目覚めは悪夢から
「う、うわ、うわああああああああああああああああああああああああああああああああああああああああああああああああああああああああああああああああああああああああああああああああああああああああああぁおおおおおおおおおおおおおおおおおおおおおああああああああああああああああああああああああああああああああああああああああああああああああああああああ!!!! ……あぁ」
俺は咄嗟に飛び起き、そして、現実に引き戻される。
周りには化け物などいようはずもなく、ただの畳張りの宿屋の一室。
窓から朝日が射し込み、寝間着を濡らす汗びっちょりの火照った身体が、次第に冷やされていくのを感じる。

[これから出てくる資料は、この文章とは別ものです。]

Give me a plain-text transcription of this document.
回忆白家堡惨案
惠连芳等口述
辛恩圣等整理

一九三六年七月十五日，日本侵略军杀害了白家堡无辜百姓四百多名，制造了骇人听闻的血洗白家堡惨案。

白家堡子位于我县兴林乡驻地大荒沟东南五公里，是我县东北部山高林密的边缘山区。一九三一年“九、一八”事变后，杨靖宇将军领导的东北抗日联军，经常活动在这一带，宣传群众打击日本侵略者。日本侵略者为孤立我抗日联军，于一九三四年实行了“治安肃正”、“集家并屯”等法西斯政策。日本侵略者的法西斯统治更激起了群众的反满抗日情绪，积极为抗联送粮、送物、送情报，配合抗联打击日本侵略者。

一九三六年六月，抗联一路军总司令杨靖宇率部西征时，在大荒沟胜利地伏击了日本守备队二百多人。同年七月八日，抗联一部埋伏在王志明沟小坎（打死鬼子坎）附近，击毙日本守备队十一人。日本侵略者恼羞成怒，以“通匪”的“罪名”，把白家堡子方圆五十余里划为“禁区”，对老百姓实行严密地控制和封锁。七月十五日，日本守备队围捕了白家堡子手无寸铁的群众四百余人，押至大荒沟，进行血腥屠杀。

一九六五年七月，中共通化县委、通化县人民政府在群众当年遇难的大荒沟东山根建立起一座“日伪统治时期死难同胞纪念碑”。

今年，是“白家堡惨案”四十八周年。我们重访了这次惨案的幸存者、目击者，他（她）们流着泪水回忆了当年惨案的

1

夢うつつの状態から、少しずつ、意識が現実味を帯び始める。
リアルに発狂してしまったことに、羞恥がこみ上げてきて、数秒、両手で頭を抱えた。
誰かに聞かれなかっただろうか。……聞かれていたら、まずい。
「……くそ、夢かよ」
今までの俺を襲う恐ろしい出来事の数々が夢だったことに安堵するも、同時に、自分がどうしてこんなところにいるのか、今更ながらに、アイデンティティーを疑い始めてしまう。
自分というものが、わからなくなる。
俺はどうしてこんなところで、学園生活を送っているのだろうか……。
陽光が重いまぶたを刺激する。目の下のクマを照らす。
ここは現実。
全て、現実以外のなにものでもない。
「……」
邪神は絵日記を俺に寄越したあの日以来、何の念も飛ばしてこなくなった。
邪神が今、何をしているのか、俺にはさっぱりわからない。
絵日記も面倒くさくて、まったく書いていない。
しかし何も言われない。先週また学園内で魔眼を使ったが、それに対してのお咎めもない。
何をしているのだろうか、あいつは。
何がしたいんだろうか、真剣に。
話し掛けてきたらきたで面倒くさいが、こうも音沙汰がないと、逆に気になってくる。
「……だめだ」
朝から変な夢を見てしまったせいで、気分が重い。
気分が重いせいで、そしてまだ記憶混濁している寝起きも相俟って、昨日の嫌な出来事が思い出される。
俺のせいで、レレイナが、ローゼに……。
あぁ……学園、行きたくねぇ……。
考えるだけで、憂鬱になる。頭がぎりりと痛くなる。
「くっそぉ……」
てゆうか、レレイナと、顔合わせずれぇ……。
憂鬱が晴れない。涼めない晴れない。
俺は頭を重くしたまま布団から出ると、立ち上がり、壁に掛けてあるブレザーに着替える。
朝から最悪だ。
ファックだ。
……しかし、俺は行かなければいけない。あの学園に。そんな気持ちにさせられてしまう。
通わなければ、俺の存在意義が、なくなってしまう。
「通うしかねぇ……」
それに、今週俺が通うのはいつもの教室ではなく、小学1年生の教室。
どうせ1人で部屋で過ごしていたって、悶悶と鬱になるだけだ。
なら、行った方がいい。
俺はブレザーに袖を通すと、着替えを終える。
始業時間が遅めなおかげで、時間には大分余裕がある。
「……」
俺は今一度、布団に入ると、二度寝の体勢に入った。